There, instructor Hamid Pourazari’s small theater troupe has succeeded – with little money and few resources beyond the young students’ own talent and creativity – in transforming an abandoned courtyard into an oasis of hope within the sometimes harsh Tehran cityscape.

In one scene of the 36-minute film, a dozen or so children and teenagers – all Tehran residents – circle the building’s sparse courtyard, which is enclosed by cobalt-blue walls. Mr. Pourazari – a tall, darkly handsome man with mussed curly hair and wire-rimmed glasses – recites verses from a children’s poem by famed Iranian poet Ahmad Shamlou, directing the intensity of the youngsters’ movements as they wave their arms in concert to the poetry’s expressions of sorrow, hope, and patience.

“This is my one hour of the day where I can get away from my life ... and be someone else,” says Nessar Zarifi, a slender Afghan teenager with a soft smile and cropped black hair. “It’s as if I leave my body and enter someone else’s skin.”

More than 1.5 million undocumented Afghan refugees

The theater troupe represents just a sprinkling of Iran’s more than 1.5 million undocumented, unregistered Afghan refugees, many of whom were forced to flee Afghanistan during the Soviet occupation of the country or fled during the 1990s with the imposition of Taliban rule.
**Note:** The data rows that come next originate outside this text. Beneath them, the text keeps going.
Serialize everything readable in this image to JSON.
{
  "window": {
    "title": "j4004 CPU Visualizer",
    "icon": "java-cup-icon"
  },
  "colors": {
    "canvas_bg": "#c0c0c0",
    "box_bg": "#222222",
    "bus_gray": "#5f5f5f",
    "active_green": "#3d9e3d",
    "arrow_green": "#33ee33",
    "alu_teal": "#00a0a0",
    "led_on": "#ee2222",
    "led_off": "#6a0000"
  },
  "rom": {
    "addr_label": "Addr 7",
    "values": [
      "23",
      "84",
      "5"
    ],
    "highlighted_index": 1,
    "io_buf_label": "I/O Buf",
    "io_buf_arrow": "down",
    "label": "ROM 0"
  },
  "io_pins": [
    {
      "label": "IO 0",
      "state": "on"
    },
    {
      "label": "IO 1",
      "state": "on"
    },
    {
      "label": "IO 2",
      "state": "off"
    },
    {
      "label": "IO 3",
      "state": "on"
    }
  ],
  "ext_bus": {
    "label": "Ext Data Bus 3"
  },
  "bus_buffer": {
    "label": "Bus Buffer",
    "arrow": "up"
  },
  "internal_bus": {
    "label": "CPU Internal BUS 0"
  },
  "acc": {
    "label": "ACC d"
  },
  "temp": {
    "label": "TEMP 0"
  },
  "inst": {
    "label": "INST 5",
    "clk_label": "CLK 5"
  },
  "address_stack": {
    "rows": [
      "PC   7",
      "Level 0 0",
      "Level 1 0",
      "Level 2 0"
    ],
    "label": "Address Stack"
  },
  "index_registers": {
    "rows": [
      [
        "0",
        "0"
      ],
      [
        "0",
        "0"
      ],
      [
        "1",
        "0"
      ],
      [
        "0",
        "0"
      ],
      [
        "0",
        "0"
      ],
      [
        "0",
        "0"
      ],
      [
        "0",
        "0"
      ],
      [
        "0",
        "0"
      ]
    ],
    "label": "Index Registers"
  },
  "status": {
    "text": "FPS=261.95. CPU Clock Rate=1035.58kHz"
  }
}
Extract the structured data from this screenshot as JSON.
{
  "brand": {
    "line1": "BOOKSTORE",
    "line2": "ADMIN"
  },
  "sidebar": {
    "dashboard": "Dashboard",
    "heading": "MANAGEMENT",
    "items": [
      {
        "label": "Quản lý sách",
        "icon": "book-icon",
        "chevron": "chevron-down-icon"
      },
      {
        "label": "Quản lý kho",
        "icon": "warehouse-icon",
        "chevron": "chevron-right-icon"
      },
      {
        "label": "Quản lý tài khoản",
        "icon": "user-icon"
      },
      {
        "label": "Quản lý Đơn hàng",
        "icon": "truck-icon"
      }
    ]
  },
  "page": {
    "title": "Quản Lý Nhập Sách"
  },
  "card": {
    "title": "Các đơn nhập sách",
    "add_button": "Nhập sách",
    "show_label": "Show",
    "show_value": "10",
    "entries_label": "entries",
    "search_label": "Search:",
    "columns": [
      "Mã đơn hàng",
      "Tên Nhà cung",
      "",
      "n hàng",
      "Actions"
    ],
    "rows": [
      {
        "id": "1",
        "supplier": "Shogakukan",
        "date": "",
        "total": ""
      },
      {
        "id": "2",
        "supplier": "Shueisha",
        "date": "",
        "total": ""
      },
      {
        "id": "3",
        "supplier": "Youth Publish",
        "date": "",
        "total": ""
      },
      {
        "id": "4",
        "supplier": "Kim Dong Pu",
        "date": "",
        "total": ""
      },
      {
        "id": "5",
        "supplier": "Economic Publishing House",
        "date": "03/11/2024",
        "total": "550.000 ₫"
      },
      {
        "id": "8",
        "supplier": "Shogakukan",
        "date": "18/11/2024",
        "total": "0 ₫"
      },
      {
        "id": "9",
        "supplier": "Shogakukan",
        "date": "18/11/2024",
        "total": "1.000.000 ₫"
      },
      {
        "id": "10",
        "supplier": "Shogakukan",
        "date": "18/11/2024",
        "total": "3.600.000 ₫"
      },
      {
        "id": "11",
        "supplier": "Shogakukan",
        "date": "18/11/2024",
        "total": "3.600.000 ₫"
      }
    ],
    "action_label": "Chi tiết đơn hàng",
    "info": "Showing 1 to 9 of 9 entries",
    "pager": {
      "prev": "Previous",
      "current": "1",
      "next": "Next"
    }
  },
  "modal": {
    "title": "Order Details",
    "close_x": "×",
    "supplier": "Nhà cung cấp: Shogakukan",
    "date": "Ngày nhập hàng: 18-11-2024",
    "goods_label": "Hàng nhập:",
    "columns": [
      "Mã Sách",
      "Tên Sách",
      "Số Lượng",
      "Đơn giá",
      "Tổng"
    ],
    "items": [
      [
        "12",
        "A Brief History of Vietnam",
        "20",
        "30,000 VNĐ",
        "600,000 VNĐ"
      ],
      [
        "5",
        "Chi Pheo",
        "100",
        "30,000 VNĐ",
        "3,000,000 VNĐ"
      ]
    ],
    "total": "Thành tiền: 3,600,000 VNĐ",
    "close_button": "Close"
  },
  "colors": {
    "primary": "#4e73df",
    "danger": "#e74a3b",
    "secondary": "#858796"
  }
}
Denied a legal identity that would allow them to attend Iranian public schools and universities, most undocumented Afghan child refugees in the Islamic Republic must depend on nonprofit and nongovernmental organizations to acquire basic education and life skills. Many are unable to complete secondary school, and very few manage to move beyond the menial, labor-intensive jobs their parents are restricted to working for most of their lives.

The documentary reveals the story of seven Afghan refugee girls and boys, following their daily activities in Tehran as they rehearse for a play based on a children’s story by Shamlou, the poet. The children are filmed rehearsing in various locations throughout downtown Tehran – which is home to much of the city’s lower and middle income residents – as well as at school and in the verdant parks of Tehran’s upscale northern districts.